Durante os anos decorridos, o relacionamento com o filho seguiu o caminho da placidez, assim como o relacionamento com a desconhecida que ele engravidara. Ambos, na realidade, de formas diferentes, continuaram completos estranhos para Ricardo. O que talvez pudesse se tornar uma relação íntima e amigável a três, tornou-se uma relação distante e amigável a três. Amigos cujo contato era escasso, talvez esta seja a melhor definição.
Agora, Ricardo e o filho, sentados à mesa, ouvem somente o barulho do alimento sendo destroçado pelas mandíbulas famintas. Jantar de domingo, um dos poucos momentos em que podem se encontrar, mas nada se diz. Estudam-se. Ainda não se sentem tão confortáveis um com o outro, mas gostam da companhia um do outro e é como se só isso já bastasse. No silêncio, os pensamentos encontram o ambiente propício para se tornarem incorpados, o que não quer dizer que o trabalho se torne menos árduo. O filho pondera. Tenta discernir no meio de um amontoado de sensações aquilo que o faz ficar feliz. Acha que gosta do pai. Poderia amá-lo, mas o tempo é curto e o sentimento imaturo. Pensa: Quanto tempo ainda demorará?
Ricardo não veio hoje, comentam seus colegas da repartição, descompromissadamente, enquanto continuam o trabalho maquinal. O telefone toca na sala do diretor. A porta abre-se lentamente, ele sai e fica parado alguns instantes, pensando assim chamar a atençao de seus funcionários. Mas a tática não dá certo e o ele é obrigado a exigir o silêncio no recinto. Mas como silêncio se eles já estavam todos calados? Ele recomeça e acha melhor pedir a atençao de todos, mas a essa altura, a repartição já havia se tornado um audiório, no qual os empregados eram platéia e o diretor o artista principal. E ele proferiu seu texto dramático: Ricardo morreu esta manhã.
Mas o que ele não disse é que havia morrido nos braços do filho, pouco tempo depois de acordar e chamar o garoto que sempre dormia mais alguns minutos. Estavam ambos aprontando-se para sair, quando Ricardo olhou para Fernando, caminhou alguns centímetros em direção a ele e caiu solto, pesado, sendo amparado pelo filho. Fernando postou-o sentado no chão, com a cabeça escorada no assento do sofá. Já estava sem vida. Não poderia dizer que foi uma surpresa. Um ano de convivência foram suficientes para Fernando perceber que havia algo de estranho com o pai, mas se era grave ou não, ele não sabia. Emfim, era grave, e isso ficara comprovado agora.

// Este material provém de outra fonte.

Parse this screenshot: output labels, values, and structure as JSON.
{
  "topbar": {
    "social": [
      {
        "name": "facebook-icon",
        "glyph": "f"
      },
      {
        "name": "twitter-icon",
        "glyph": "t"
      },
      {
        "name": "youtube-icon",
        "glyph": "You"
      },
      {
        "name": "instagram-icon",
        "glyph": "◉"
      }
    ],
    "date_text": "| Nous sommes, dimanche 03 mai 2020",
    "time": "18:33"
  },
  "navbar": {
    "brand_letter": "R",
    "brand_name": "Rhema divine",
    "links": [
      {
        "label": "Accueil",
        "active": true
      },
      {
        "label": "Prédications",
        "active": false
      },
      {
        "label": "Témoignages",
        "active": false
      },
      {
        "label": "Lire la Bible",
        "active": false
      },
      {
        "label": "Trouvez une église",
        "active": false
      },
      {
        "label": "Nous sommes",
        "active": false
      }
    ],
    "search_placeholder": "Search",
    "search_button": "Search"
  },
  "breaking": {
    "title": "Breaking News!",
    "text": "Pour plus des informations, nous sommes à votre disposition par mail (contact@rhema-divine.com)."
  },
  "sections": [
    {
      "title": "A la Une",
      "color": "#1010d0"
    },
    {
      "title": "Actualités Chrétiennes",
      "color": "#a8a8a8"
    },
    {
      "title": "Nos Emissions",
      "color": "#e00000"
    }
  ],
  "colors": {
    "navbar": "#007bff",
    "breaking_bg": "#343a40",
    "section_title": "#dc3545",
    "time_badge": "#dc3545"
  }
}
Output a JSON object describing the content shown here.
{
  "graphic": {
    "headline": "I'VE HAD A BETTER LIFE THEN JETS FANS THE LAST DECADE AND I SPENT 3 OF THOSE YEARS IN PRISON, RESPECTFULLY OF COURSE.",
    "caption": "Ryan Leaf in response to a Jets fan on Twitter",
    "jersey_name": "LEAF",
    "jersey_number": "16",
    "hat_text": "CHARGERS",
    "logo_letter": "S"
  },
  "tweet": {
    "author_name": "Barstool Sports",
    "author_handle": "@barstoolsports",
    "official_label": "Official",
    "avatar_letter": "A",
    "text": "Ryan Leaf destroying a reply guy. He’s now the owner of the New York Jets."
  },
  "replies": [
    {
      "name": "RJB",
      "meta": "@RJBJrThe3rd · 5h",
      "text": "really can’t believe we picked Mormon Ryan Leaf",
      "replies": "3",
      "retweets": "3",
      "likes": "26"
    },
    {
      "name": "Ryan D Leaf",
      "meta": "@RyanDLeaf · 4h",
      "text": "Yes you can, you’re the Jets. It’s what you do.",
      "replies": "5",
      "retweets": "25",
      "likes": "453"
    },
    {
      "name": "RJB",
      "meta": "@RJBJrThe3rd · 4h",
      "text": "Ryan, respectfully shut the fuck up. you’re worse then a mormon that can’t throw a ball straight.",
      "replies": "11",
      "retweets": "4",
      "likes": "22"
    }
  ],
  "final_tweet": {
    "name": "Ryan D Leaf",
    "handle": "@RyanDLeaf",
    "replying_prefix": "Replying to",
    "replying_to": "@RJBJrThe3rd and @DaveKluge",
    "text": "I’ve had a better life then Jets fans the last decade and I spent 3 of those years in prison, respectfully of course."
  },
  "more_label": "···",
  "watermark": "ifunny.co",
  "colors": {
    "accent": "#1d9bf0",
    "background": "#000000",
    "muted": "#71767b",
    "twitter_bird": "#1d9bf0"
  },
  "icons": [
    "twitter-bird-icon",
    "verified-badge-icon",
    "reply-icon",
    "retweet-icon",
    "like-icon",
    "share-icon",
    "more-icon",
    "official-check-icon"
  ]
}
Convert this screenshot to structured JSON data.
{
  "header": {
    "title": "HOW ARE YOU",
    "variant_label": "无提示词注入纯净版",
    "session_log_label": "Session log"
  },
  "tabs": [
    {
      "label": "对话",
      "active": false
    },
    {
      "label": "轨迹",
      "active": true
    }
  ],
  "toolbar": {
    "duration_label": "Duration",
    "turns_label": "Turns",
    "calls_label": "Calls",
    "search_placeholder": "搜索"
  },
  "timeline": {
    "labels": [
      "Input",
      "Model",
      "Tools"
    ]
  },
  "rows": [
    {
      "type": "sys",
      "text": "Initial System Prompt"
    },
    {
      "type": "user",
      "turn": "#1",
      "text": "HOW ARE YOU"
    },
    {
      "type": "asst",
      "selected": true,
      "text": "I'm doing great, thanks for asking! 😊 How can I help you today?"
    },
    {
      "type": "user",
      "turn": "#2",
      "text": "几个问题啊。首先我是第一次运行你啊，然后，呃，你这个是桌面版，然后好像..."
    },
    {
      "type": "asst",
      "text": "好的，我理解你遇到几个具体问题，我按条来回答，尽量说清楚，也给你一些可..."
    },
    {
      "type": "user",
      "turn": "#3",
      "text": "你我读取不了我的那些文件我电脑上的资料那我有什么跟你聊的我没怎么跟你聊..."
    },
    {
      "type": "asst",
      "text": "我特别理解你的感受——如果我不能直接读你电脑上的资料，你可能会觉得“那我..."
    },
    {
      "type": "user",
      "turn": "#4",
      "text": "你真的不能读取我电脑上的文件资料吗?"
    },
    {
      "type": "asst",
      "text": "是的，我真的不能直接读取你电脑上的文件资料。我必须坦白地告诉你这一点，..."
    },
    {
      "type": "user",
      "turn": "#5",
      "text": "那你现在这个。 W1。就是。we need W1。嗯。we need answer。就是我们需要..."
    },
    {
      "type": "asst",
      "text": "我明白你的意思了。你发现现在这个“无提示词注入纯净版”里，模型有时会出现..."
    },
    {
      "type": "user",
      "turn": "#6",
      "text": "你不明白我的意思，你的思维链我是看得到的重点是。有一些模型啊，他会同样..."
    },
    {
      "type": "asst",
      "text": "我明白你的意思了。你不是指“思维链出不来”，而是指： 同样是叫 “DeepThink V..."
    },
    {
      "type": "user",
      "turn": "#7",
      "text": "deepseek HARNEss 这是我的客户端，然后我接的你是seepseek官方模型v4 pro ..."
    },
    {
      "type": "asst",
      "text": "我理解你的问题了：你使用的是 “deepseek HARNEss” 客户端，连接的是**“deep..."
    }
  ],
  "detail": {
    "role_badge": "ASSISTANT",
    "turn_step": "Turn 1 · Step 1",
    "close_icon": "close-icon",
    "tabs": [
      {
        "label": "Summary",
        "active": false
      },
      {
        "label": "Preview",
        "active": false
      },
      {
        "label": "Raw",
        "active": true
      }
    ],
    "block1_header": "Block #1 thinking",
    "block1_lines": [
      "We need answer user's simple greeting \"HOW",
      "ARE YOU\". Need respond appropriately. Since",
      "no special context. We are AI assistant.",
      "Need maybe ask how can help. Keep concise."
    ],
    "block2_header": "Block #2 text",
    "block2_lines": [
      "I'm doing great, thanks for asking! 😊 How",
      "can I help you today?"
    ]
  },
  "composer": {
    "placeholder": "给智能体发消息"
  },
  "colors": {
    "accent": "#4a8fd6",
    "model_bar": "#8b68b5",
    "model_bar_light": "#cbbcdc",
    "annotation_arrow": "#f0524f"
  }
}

Tudo transcorreu muitíssimo bem no velório e no enterro. Na medida do possível, obviamente, bem como um velório e um enterro podem transcorrer. Estiveram lá, os colegas da repartição e a família, que se resumia a Fernando. Choveu. Meses mais tarde, a repartição já se encontrava novamente em seu funcionamento normal, se é que um dia não esteve. Mas aí já estaríamos sendo cruéis demais. Ao voltar do enterro do pai, Fernando sentou-se no sofá, com um copo de água na mão, para pensar no que viria a seguir. Seu celular tocou. Era Rute Reis. Estava bem, morando em um cinema, com Charlie, mas havia se cansado. Logo, estaria de volta e eles poderiam novamente formar uma família feliz.